Growing up in Columbia during the height of the civil rights movement, Linda Tillman wasn’t allowed to attend marches and rallies aimed at ending segregation in South Carolina.

Her older brother was the only one of the six Tillman children their mother deemed old enough to participate in the demonstrations. So it wasn’t until much later in life that she witnessed her brother’s activism up close, when she identified him in a photograph on display at a civil rights exhibit.

Since that experience, Tillman has made it a priority to attend events such as Freedom Now, an exhibition at the South Carolina State Library put together by University of South Carolina professor and historian Bobby Donaldson.

“I was just wondering, ‘Who else might I recognize?'” she said Wednesday.

One of Donaldson’s many civil rights projects, this gallery stems from the Columbia SC 63 initiative, a collaboration among USC, Historic Columbia Foundation, the city of Columbia, and the Columbia Metropolitan Convention & Visitors Bureau.

 In searching through photos for that project, he saw how many people were unidentified in the decades-old photographs. The information was at risk of being lost to time as activists from the era and their friends and families aged.

In order to “map the history of civil rights in Columbia,” he said he had to focus his efforts on “filling in the gaps and the blanks.”

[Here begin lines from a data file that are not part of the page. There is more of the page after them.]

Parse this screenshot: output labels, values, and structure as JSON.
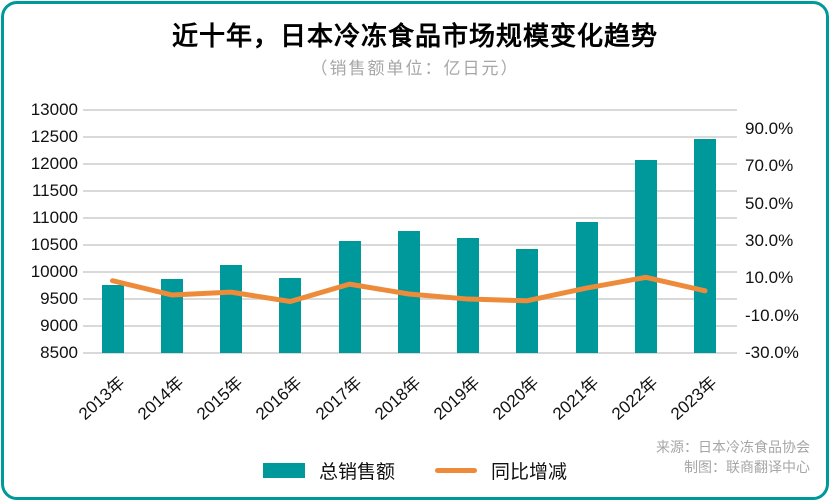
{
  "title": "近十年，日本冷冻食品市场规模变化趋势",
  "subtitle": "（销售额单位：亿日元）",
  "legend": [
    {
      "label": "总销售额",
      "type": "bar",
      "color": "#00999b"
    },
    {
      "label": "同比增减",
      "type": "line",
      "color": "#ee8b3b"
    }
  ],
  "source": {
    "line1": "来源：日本冷冻食品协会",
    "line2": "制图：联商翻译中心"
  },
  "colors": {
    "bar": "#00999b",
    "line": "#ee8b3b",
    "grid": "#d9d9d9",
    "frame": "#00999b",
    "muted_text": "#a6a6a6"
  },
  "chart_data": {
    "type": "bar",
    "subtype": "combo-bar-line",
    "title": "近十年，日本冷冻食品市场规模变化趋势",
    "unit_note": "销售额单位：亿日元",
    "categories": [
      "2013年",
      "2014年",
      "2015年",
      "2016年",
      "2017年",
      "2018年",
      "2019年",
      "2020年",
      "2021年",
      "2022年",
      "2023年"
    ],
    "series": [
      {
        "name": "总销售额",
        "type": "bar",
        "axis": "left",
        "color": "#00999b",
        "values": [
          9760,
          9867,
          10126,
          9888,
          10575,
          10749,
          10629,
          10419,
          10916,
          12065,
          12464
        ]
      },
      {
        "name": "同比增减",
        "type": "line",
        "axis": "right",
        "color": "#ee8b3b",
        "values": [
          8.7,
          1.1,
          2.6,
          -2.4,
          6.9,
          1.6,
          -1.1,
          -2.0,
          4.8,
          10.5,
          3.3
        ],
        "value_format": "percent"
      }
    ],
    "left_axis": {
      "min": 8500,
      "max": 13000,
      "step": 500,
      "ticks": [
        13000,
        12500,
        12000,
        11500,
        11000,
        10500,
        10000,
        9500,
        9000,
        8500
      ]
    },
    "right_axis": {
      "ticks": [
        90,
        70,
        50,
        30,
        10,
        -10,
        -30
      ],
      "tick_format": "#.0%"
    },
    "grid": true,
    "legend_position": "bottom"
  }
}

Since then, Donaldson has hosted events in various communities to display the photos in the hopes of finding people able to identify the unknown people in the photos.

“It’s about conveying history, but it’s also about revealing history,” he said. “Part of the goal is that if these things are out on display, not in an archive or as negatives, that it provides the public with not only an opportunity to learn about their history but also contribute to history.”

Sometimes the subjects of the photos are well-known, from civil rights icons like the Rev. Dr. Martin Luther King, Jr. to the three students who integrated USC in 1963, but the photographers are unknown. Other times, the people in the photos are completely unknown until a friend of family member discovers them in the collections.

For Donaldson, those are the most rewarding moments of the project.

“It helps keep history alive,” he said. 

At the current exhibition, Tillman recognized both a former teacher and a minister who were friends with her family. 

“It’s inspirational,” she said. “I think at the time, some people did not get how important it was, what was being done. This is important. If you have an opportunity to go in and help identify, give some insights, you should do it.” 

She was one of multiple attendees who found someone they knew in the photos and was able to contribute to Donaldson’s research. 

After listening to Donaldson speak about the exhibit and Columbia SC 63, Columbia native Kathleen Bell thought she recognized her grandfather in a photo from the presentation. She confirmed her suspicion with Donaldson, and he was able to pull up even more photos of her grandfather that she’d never seen from his time as treasurer of the South Carolina Progressive Democratic Party.

Bell then told Donaldson about more photos she had from the civil rights movement, which she agreed to share with him. 

“I’ve always believed that my job as a historian is to help people tell their story. You do that through publications and teaching, but also through public programming,” Donaldson said. 

The gallery will be on display at the South Carolina State Library through March 29, and the full photo collection can be seen online at any time.

A USC student studies a photo of students from Allen and Benedict colleges marching in Columbia during the 1960s as part of the civil rights movement on display in the Freedom Now gallery at the South Carolina State Library.

Kathleen Bell recognized her grandfather in photos in the Freedom Now gallery at the South Carolina State Library. USC professor Bobby Donaldson pulled out his phone and showed her additional photos of her family. 

Columbia resident Linda Tillman, whose brother was active in the civil rights movement in South Carolina, speaks with South Carolina State Library manager Ashley Till about people she recognized in civil rights photographs on display at the State Library. 

South Carolina civil rights activist Lennie Glover, whose image was displayed as part of the Freedom Now gallery, was stabbed while participating in a sit-in protest at a lunch counter in South Carolina.

Donaldson’s galleries are meant to help identify people in photos as well as the photographers from the civil rights era in South Carolina. The photographer of this portrait of Henrie Monteith, the woman who integrated the University of South Carolina, is unknown.

University of South Carolina historian Bobby Donaldson presents his Freedom Now gallery, a collection of photos from around the state during the civil rights movement. He hopes circulating the photos will help identify people in the old pictures.